Вичентие (старый холостяк, со вкусом одет и чисто выбрит; ревматик. На голове у него соломенная шляпа, в руке раскрытый летний зонт). Это ты здесь, Зорица! А где отец?
Зорка. Он целый день там, внизу, с рабочими. Изгородь поправляют.
Вичентие. Знаю, но (смотрит на часы) нам пора уже садиться за шахматы.
Зорка. Дядя Вичентие, вы любите стихи? А?
Вичентие. Какие стихи?
Зорка. Ну, например, о любви?
Вичентие. О любви? Да уж не знаю… Как тебе сказать, наверное, люблю. А почему бы мне их не любить?
Зорка. Прошу вас, послушайте вот это. (Ищет в книге и находит.) Но знаете что? Садитесь на качели и раскачивайтесь, а я буду читать стихи.
Вичентие. На какие качели?
Зорка. Вот сюда. Садитесь и раскачивайтесь. И закройте глаза, будто вы влюблены. Дядя Вичентие, ведь вы влюблены, не правда ли?
Вичентие (в большом затруднении, про себя). Гм! Что делается! Откуда только дети узнают о таких вещах. (Громко.) Да я это, не влюблен, но… я могу и зажмуриться и качаться, а влюбленным не быть.
Зорка. Вообразите, дядя Вичентие, что вы влюблены, но не знаете ту, которую любите.
Вичентие. Вот тебе на. Как же это можно вообразить?
Зорка. Можно. Садитесь на качели и закройте глаза, а я буду читать вам стихи, и вы почувствуете, как заструится что-то теплое в вашем сердце, крови, костях.

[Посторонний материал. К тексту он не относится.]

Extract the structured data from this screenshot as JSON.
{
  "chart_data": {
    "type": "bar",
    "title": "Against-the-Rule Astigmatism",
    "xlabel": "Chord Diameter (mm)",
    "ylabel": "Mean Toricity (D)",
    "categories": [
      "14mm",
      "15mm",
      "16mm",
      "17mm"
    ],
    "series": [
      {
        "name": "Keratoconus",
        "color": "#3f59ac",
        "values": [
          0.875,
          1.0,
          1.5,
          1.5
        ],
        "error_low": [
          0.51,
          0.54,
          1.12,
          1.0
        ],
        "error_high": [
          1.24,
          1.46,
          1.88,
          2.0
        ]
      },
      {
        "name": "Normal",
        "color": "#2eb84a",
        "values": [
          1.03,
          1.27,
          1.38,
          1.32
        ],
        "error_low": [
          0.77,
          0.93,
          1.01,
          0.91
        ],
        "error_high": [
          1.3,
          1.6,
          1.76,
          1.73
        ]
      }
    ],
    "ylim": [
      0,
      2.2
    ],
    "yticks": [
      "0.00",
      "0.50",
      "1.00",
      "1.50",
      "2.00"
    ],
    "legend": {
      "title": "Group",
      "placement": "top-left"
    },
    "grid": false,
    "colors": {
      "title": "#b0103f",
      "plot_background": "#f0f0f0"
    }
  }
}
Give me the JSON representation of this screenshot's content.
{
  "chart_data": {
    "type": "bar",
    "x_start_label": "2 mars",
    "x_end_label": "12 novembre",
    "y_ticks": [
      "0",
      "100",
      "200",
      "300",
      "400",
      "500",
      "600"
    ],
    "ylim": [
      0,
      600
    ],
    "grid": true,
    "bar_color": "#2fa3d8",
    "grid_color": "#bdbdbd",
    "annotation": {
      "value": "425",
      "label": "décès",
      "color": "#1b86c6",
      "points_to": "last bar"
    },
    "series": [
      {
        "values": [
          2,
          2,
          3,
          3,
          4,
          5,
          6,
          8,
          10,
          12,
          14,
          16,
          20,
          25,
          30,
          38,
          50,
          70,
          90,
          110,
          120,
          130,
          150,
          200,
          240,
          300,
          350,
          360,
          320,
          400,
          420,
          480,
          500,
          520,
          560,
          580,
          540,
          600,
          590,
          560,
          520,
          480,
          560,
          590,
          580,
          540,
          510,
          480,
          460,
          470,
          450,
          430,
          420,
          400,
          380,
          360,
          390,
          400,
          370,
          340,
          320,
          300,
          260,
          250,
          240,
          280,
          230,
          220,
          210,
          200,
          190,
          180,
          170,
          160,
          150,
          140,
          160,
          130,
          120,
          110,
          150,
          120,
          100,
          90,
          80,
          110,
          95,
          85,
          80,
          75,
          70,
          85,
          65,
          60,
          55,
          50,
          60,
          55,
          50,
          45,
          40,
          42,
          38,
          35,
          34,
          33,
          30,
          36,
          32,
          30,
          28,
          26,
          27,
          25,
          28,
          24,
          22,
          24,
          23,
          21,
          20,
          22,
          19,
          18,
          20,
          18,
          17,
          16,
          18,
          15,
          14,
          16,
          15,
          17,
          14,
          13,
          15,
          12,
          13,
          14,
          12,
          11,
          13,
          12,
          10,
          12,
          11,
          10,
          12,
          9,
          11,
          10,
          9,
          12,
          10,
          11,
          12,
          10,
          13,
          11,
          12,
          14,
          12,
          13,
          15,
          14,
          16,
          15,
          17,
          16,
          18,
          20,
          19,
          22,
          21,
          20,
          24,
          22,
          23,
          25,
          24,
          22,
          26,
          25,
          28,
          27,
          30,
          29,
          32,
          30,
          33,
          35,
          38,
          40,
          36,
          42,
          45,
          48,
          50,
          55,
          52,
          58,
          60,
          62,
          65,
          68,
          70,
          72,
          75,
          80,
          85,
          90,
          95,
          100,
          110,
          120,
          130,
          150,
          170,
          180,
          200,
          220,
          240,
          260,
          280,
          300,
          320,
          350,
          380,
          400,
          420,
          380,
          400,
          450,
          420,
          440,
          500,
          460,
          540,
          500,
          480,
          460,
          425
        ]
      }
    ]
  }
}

Вичентие. В костях? (Хватается за колени.) Ой!
Зорка. Что с вами?
Вичентие. Не надо было тебе упоминать о моих костях. Напомнила мне лишний раз о моих мучениях. У меня давно уже струится в костях.
Зорка. Что?
Вичентие. Эх, что! Когда у человека ревматизм, ему приходится отказываться от всяких удовольствий. Единственная радость – натираться спиртом и камфорой.
Зорка. А-а, потому, дядя Вичентие, от вас всегда камфорой пахнет?
Вичентие. Не знаю, не замечал. Знаю только, что фиалками от меня не пахнет. (Садится на скамью.) Не так уж я стар, да проклятый ревматизм замучил! Пусть мне о нем еще только напомнят!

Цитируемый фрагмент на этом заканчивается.